An ion is an atom or other particle with a positive electric charge (cation, loses electrons) or negative charge (anion, gains electrons), as exists in a solution.
An isotope is each species of atom of a chemical element having the same atomic number and different mass number.
Nuclear Forces
Why aren’t protons ejected from the nucleus by the strong force of repulsion? Because there is an even stronger force inside the nucleus that binds neutrons and protons together: the nuclear force.
The nuclear force is much more complicated than the electric force and is still being understood. The main part of the nuclear force, the part that holds the nucleus together, is called the strong interaction. It is a force of attraction that acts between protons, neutrons, and particles called mesons. These are all hadrons.

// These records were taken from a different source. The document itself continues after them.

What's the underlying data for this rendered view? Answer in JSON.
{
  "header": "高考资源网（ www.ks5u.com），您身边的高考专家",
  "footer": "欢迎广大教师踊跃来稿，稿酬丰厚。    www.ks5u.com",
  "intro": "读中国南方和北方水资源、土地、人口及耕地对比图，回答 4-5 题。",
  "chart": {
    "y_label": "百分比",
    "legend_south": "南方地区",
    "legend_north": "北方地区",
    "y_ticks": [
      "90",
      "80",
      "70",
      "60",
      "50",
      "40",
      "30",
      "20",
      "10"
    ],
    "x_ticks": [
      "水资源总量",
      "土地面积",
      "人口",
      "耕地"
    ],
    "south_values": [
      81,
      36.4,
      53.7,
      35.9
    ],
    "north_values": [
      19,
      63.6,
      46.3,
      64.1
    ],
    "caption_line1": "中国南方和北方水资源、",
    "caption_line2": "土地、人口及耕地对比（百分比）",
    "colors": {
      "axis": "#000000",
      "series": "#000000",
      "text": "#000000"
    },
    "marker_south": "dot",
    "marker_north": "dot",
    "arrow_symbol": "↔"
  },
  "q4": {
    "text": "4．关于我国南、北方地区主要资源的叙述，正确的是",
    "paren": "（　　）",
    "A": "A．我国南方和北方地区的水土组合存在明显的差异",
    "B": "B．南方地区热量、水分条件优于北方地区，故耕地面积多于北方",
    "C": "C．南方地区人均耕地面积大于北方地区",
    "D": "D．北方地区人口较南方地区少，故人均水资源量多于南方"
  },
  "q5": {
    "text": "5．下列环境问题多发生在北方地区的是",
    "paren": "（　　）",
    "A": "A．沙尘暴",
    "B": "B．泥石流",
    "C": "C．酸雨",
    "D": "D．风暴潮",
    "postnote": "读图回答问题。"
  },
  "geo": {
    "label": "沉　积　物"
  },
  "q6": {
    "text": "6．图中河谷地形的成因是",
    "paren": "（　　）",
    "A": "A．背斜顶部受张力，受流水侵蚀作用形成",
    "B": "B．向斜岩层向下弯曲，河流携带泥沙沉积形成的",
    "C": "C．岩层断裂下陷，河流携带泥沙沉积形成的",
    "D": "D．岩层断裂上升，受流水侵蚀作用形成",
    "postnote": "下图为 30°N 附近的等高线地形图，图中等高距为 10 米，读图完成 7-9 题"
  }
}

This force only works at very short distances. Thus, while protons in small nuclei are close, the nuclear force easily overcomes the electric force of repulsion. But for distant protons, like those on opposite sides of a large nucleus, the nuclear force of attraction may be small compared to the electric force of repulsion. A higher concentration of protons is not as stable as a smaller one.
Half-Life and Radiation Detectors
Half-life is the time required for a sample to lose half of its initial radioactivity. For example, radium-226 has a half-life of 1620 years. This means that half of any given sample of radium-226 will decay into other elements after 1620 years.

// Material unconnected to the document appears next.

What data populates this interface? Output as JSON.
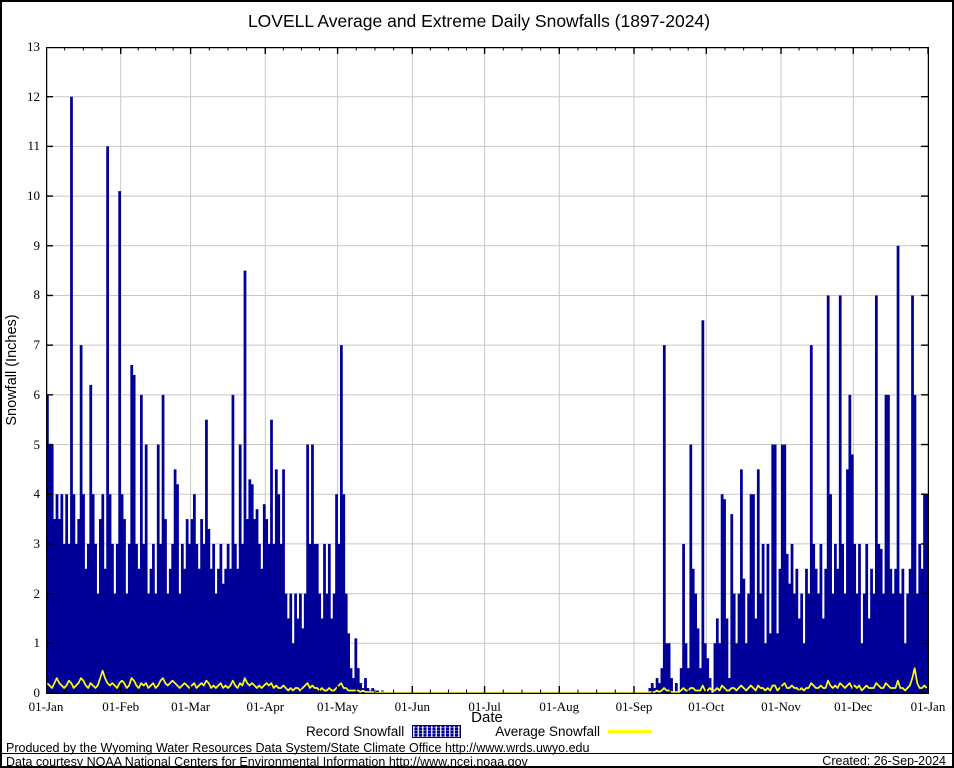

Radiation detectors are devices used to measure the rate of radioactive decay.
- Geiger Counter: Detects radiation by the way it ionizes a gas enclosed in a tube.
- Scintillation Counter: Indicates radiation by light flashes that occur when charged particles or gamma rays pass through the meter.
- Cloud Chamber: Shows the traces left by charged particles moving through supersaturated steam. When the chamber is in an intense electric or magnetic field, the deviation of the trails provides information about the charge, mass, and motion of the particles.
- Bubble Chamber: Particle tracks are tiny gas bubbles in liquid hydrogen. The liquid hydrogen is heated under pressure inside a glass and stainless steel chamber to a temperature just below its boiling point. Suddenly lowering the chamber pressure causes ions produced by passing particles to create thin trails of bubbles along their trajectories. The entire liquid boils rapidly, but before that happens, pictures are taken of the short particle tracks.
- Spark Chamber: Consists of a set of closely spaced parallel plates. Every third plate is grounded, and the intermediate plates are maintained at high voltage (around 10 kV). Ions produced in the gas between the plates as charged particles pass through the chamber cause discharges along the path of the ions, producing visible sparks between pairs of plates. A trace of many sparks indicates the trajectory of the particle.
- Streamer Chamber: A different design with only two plates far apart. The electric discharge, called a streamer, tracks the trajectory of charged particles.